Practical and Responsible Compromise

Here’s a surprising point of agreement. I mean no offense by this, but a lot of women don’t want to be alone with certain men either. Many of us have past trauma from which we have not healed. When we posted “#MeToo” on social media, it was a show of solidarity, not a badge of honor.

We may have observed disrespectful comments, jokes, or other behaviors from a particular man at work and worry about his intentions. I personally have worked with dozens of men who were known (at least by the women in the office) to be serial predators of one type or another. Make no mistake. These men are NOT worried about false accusations. They’re worried that we’re onto them.

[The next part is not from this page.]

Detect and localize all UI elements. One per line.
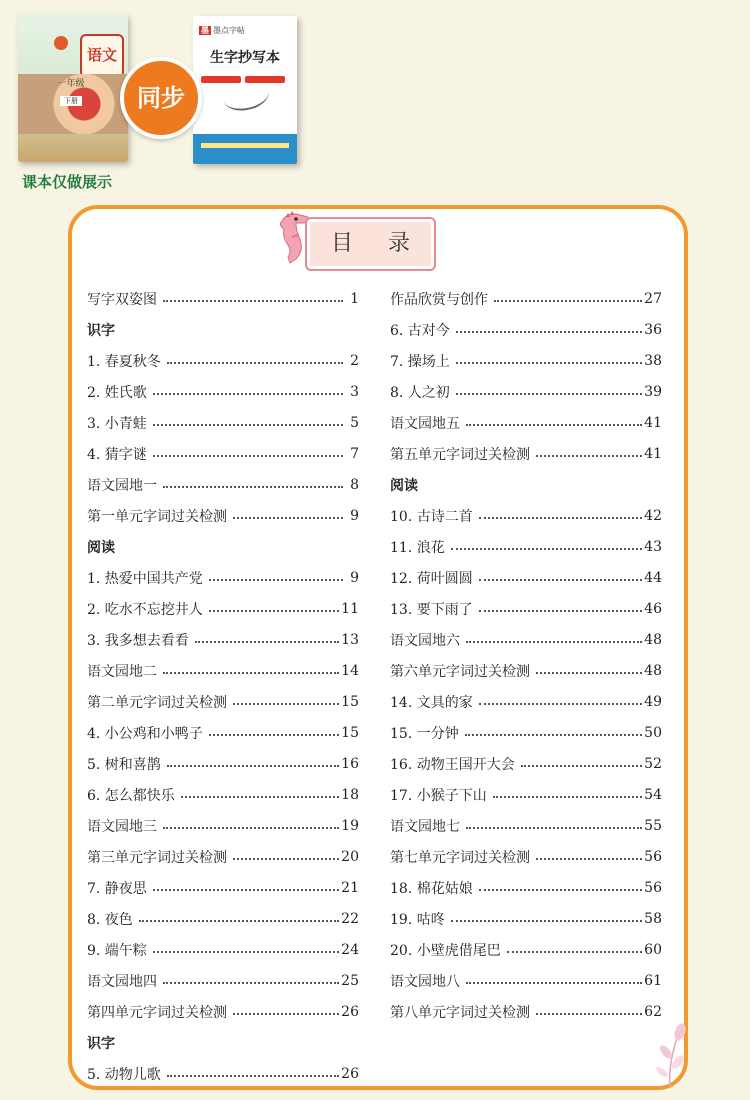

But how can men who are not serial predators, rapists, skirt chasers, manipulators, abusers, or narcissists differentiate themselves and avoid #MeToo allegations? Simple. Don’t mentor a woman one-on-one. Mentor five women instead. Hold regular meetings as a group in a public space. Be obvious about what you’re doing. Even as a mentor, spend twice as much time listening as talking. You will learn volumes about the unique barriers and hurdles these women face, and in places you’d never expect. To get an even better education and have a more lasting impact, make sure you include women of who vary in age, race, education, and physical ability. Make your group as diverse as possible.

Finally, listen for someone who says, “I won’t work with women.” What they’re really saying is “I can’t work with 50 percent of the population because I can’t trust them to look the other way when I behave badly.” That should tell you everything you need to know about them.